Michael Lee Hong Hwee is a rising star in the local art scene. In the 12 months the Singaporean-born artist has been based in Hong Kong, he has unleashed a string of literature-meets-art projects and exhibitions. Preoccupations is his latest venture, a book co-edited with fellow artist and curator Cornelia Erdmann. Their premise was to document how artists occupy their time when they’re not creating art. The resulting volume swings through the obsessions and preoccupations of 111 artists based mainly in Hong Kong and Singapore, with a scattering from around the globe.

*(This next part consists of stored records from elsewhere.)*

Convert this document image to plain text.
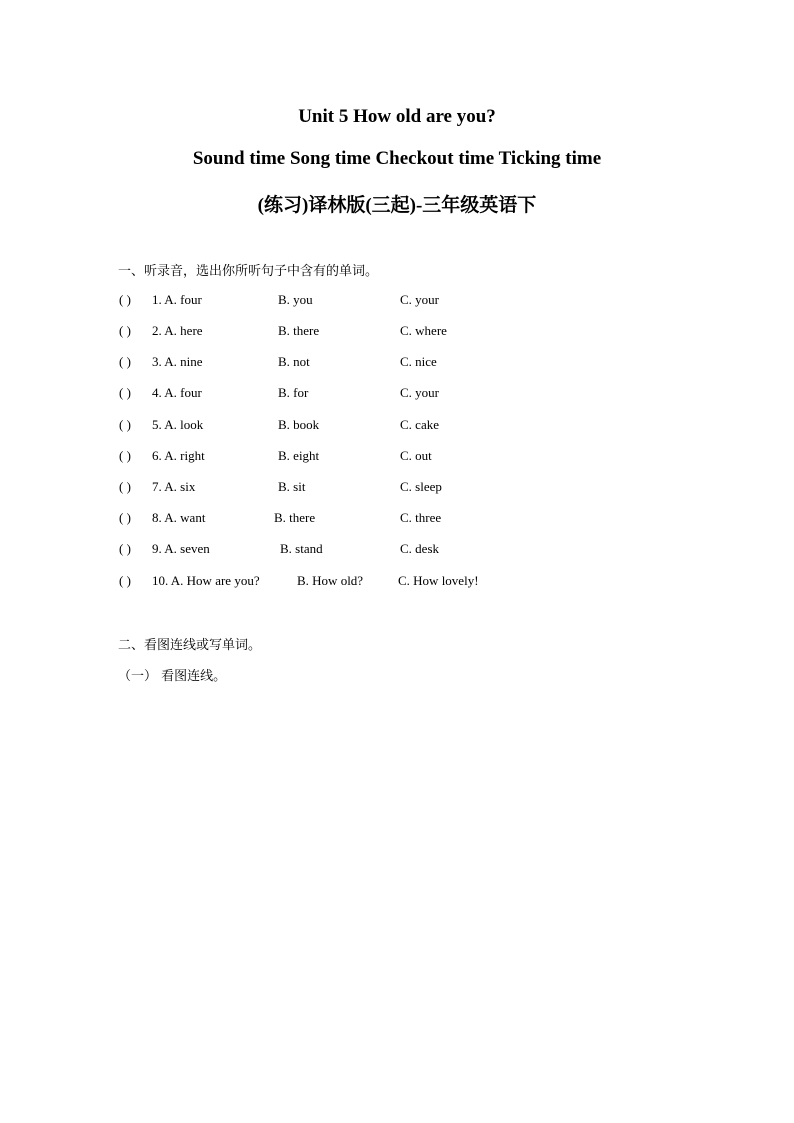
Unit 5 How old are you?
Sound time Song time Checkout time Ticking time
(练习)译林版(三起)-三年级英语下
一、听录音，选出你所听句子中含有的单词。
( ) 1. A. four	B. you	C. your
( ) 2. A. here	B. there	C. where
( ) 3. A. nine	B. not	C. nice
( ) 4. A. four	B. for	C. your
( ) 5. A. look	B. book	C. cake
( ) 6. A. right	B. eight	C. out
( ) 7. A. six	B. sit	C. sleep
( ) 8. A. want	B. there	C. three
( ) 9. A. seven	B. stand	C. desk
( ) 10. A. How are you?	B. How old?	C. How lovely!
二、看图连线或写单词。
（一） 看图连线。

Each artist has been given a double page spread – one side for words; the other for images – and they’re filled with diverse essays, poems, manifestos, illustrations and photos. Michael Lee has a wonderful entry, Typing as Prophecy, in which he details an imaginary CV based on his greatest ambitions for the future. New York-based visual artist Jimmy Ong, who claims to be “self-exiled as a gay Chinese son from my birthplace of Singapore”, writes a darkly comedic dialogue with his disapproving family members in The Ghost Banquet at the Gay Hungry Ghost Festival.
The only complaint is that the quality varies dramatically; many of the artists offer thought-provoking musings but some entries are fairly mindless, frustrating the reader. Yet, the book finishes on a memorable note with Hong Kong art writer Yeung Yang’s commentary; a beautifully-crafted email exchange between two anonymous souls who deliberate and debate on the meaning of contemporary art.
Anyone with an interest in the local art scene would do well to pick up a copy. Not only will you find out what drives many of our top artists, but you’ll also learn a few inspired ways to waste your time along the way.